A site called AI IQ is doing something simple and controversial at the same time: it assigns IQ scores to more than 50 frontier AI models and plots them on a standard bell curve. Built by Ryan Shea, a Princeton engineer and co-founder of the blockchain platform Stacks, the project at aiiq.org pulls from 12 benchmarks across four reasoning dimensions: abstract, mathematical, programmatic, and academic. The composite score is a straight average of those four. As of mid-May 2026, OpenAI's GPT-5.5 sits at the top with an estimated IQ of 136, followed closely by Anthropic's Opus 4.7 and Google's Gemini 3.1 Pro. The gap between the leading models has never been tighter.
The site also scores emotional intelligence, mapping each model's EQ-Bench 3 Elo and Arena Elo scores into a composite EQ. Anthropic's Opus 4.7 leads that dimension with a score near 132. One notable detail: EQ-Bench 3 is judged by Claude, an Anthropic model, so the site applies a 200-point Elo penalty to all Anthropic EQ-Bench scores to correct for the obvious conflict.
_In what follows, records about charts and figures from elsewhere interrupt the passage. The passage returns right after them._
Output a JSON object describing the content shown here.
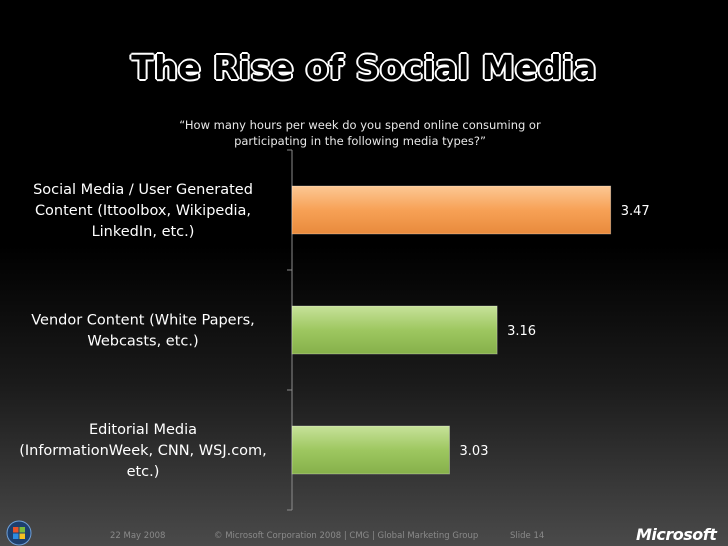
{
  "slide": {
    "title": "The Rise of Social Media",
    "subtitle": "“How many hours per week do you spend online consuming or participating in the following media types?”"
  },
  "chart_data": {
    "type": "bar",
    "orientation": "horizontal",
    "categories": [
      "Social Media / User Generated Content (Ittoolbox, Wikipedia, LinkedIn, etc.)",
      "Vendor Content (White Papers, Webcasts, etc.)",
      "Editorial Media (InformationWeek, CNN, WSJ.com, etc.)"
    ],
    "category_lines": [
      [
        "Social Media / User Generated",
        "Content (Ittoolbox, Wikipedia,",
        "LinkedIn, etc.)"
      ],
      [
        "Vendor Content (White Papers,",
        "Webcasts, etc.)"
      ],
      [
        "Editorial Media",
        "(InformationWeek, CNN, WSJ.com,",
        "etc.)"
      ]
    ],
    "values": [
      3.47,
      3.16,
      3.03
    ],
    "value_labels": [
      "3.47",
      "3.16",
      "3.03"
    ],
    "colors": [
      "#f5a45c",
      "#9bc55e",
      "#9bc55e"
    ],
    "xlim": [
      2.6,
      3.55
    ],
    "grid": false,
    "legend": "none"
  },
  "footer": {
    "date": "22 May 2008",
    "copyright": "© Microsoft Corporation 2008 | CMG | Global Marketing Group",
    "slide_number": "Slide 14",
    "logo": "Microsoft"
  },
  "icons": {
    "start_button": "windows-logo-icon"
  }
}
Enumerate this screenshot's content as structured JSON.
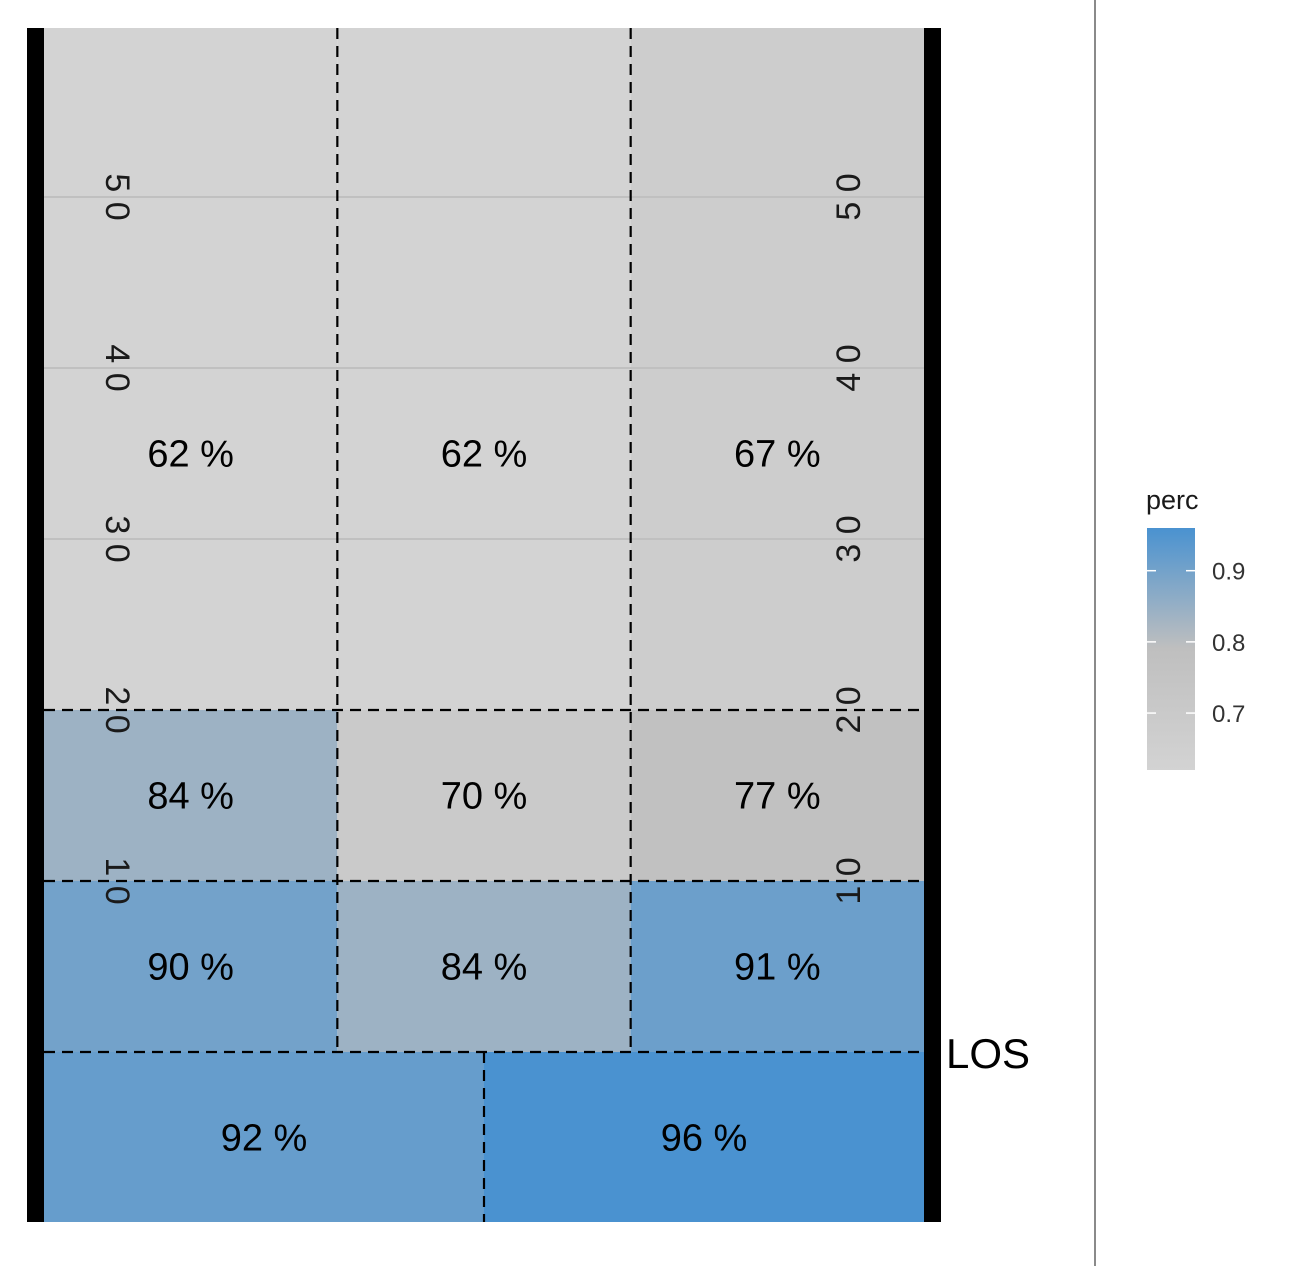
{
  "chart_data": {
    "type": "heatmap",
    "description_type": "football field completion-percentage heatmap",
    "y_range": [
      -10,
      50
    ],
    "yard_markers": [
      "1 0",
      "2 0",
      "3 0",
      "4 0",
      "5 0"
    ],
    "line_of_scrimmage_label": "LOS",
    "zones": [
      {
        "id": "deep-left",
        "y_range": [
          20,
          60
        ],
        "x_range": [
          0,
          1
        ],
        "value": 0.62,
        "label": "62 %"
      },
      {
        "id": "deep-middle",
        "y_range": [
          20,
          60
        ],
        "x_range": [
          1,
          2
        ],
        "value": 0.62,
        "label": "62 %"
      },
      {
        "id": "deep-right",
        "y_range": [
          20,
          60
        ],
        "x_range": [
          2,
          3
        ],
        "value": 0.67,
        "label": "67 %"
      },
      {
        "id": "intermediate-left",
        "y_range": [
          10,
          20
        ],
        "x_range": [
          0,
          1
        ],
        "value": 0.84,
        "label": "84 %"
      },
      {
        "id": "intermediate-middle",
        "y_range": [
          10,
          20
        ],
        "x_range": [
          1,
          2
        ],
        "value": 0.7,
        "label": "70 %"
      },
      {
        "id": "intermediate-right",
        "y_range": [
          10,
          20
        ],
        "x_range": [
          2,
          3
        ],
        "value": 0.77,
        "label": "77 %"
      },
      {
        "id": "short-left",
        "y_range": [
          0,
          10
        ],
        "x_range": [
          0,
          1
        ],
        "value": 0.9,
        "label": "90 %"
      },
      {
        "id": "short-middle",
        "y_range": [
          0,
          10
        ],
        "x_range": [
          1,
          2
        ],
        "value": 0.84,
        "label": "84 %"
      },
      {
        "id": "short-right",
        "y_range": [
          0,
          10
        ],
        "x_range": [
          2,
          3
        ],
        "value": 0.91,
        "label": "91 %"
      },
      {
        "id": "behind-left",
        "y_range": [
          -10,
          0
        ],
        "x_range": [
          0,
          1.5
        ],
        "value": 0.92,
        "label": "92 %"
      },
      {
        "id": "behind-right",
        "y_range": [
          -10,
          0
        ],
        "x_range": [
          1.5,
          3
        ],
        "value": 0.96,
        "label": "96 %"
      }
    ],
    "legend": {
      "title": "perc",
      "placement": "right",
      "ticks": [
        0.7,
        0.8,
        0.9
      ],
      "tick_labels": [
        "0.7",
        "0.8",
        "0.9"
      ],
      "range": [
        0.62,
        0.96
      ],
      "low_color": "#d3d3d3",
      "mid_color": "#bfbfbf",
      "high_color": "#4a92d0"
    },
    "colors": {
      "sideline": "#000000",
      "yard_line": "#c0c0c0",
      "zone_border": "#000000",
      "panel_divider": "#8a8a8a"
    }
  }
}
The cost-performance chart may be the most practically useful feature, showing that models like DeepSeek-V3.2 and GPT-5.4-mini deliver IQ scores in the 112 to 120 range at a fraction of the cost of top-tier options.
Critics argue the entire framework collapses something irreducibly complex into a number that feels more precise than it is. 'AI is far too jagged. The map is not the territory,' wrote one commentator on X, pointing to the well-documented phenomenon of models acing graduate-level physics while failing at tasks a child handles easily. Others flagged that the calibration curves are not published as open datasets, making full reproducibility impossible. AI IQ is not a perfect tool. But for anyone trying to compare models across providers without wading through a dozen self-serving benchmark tables, it is at least a starting point.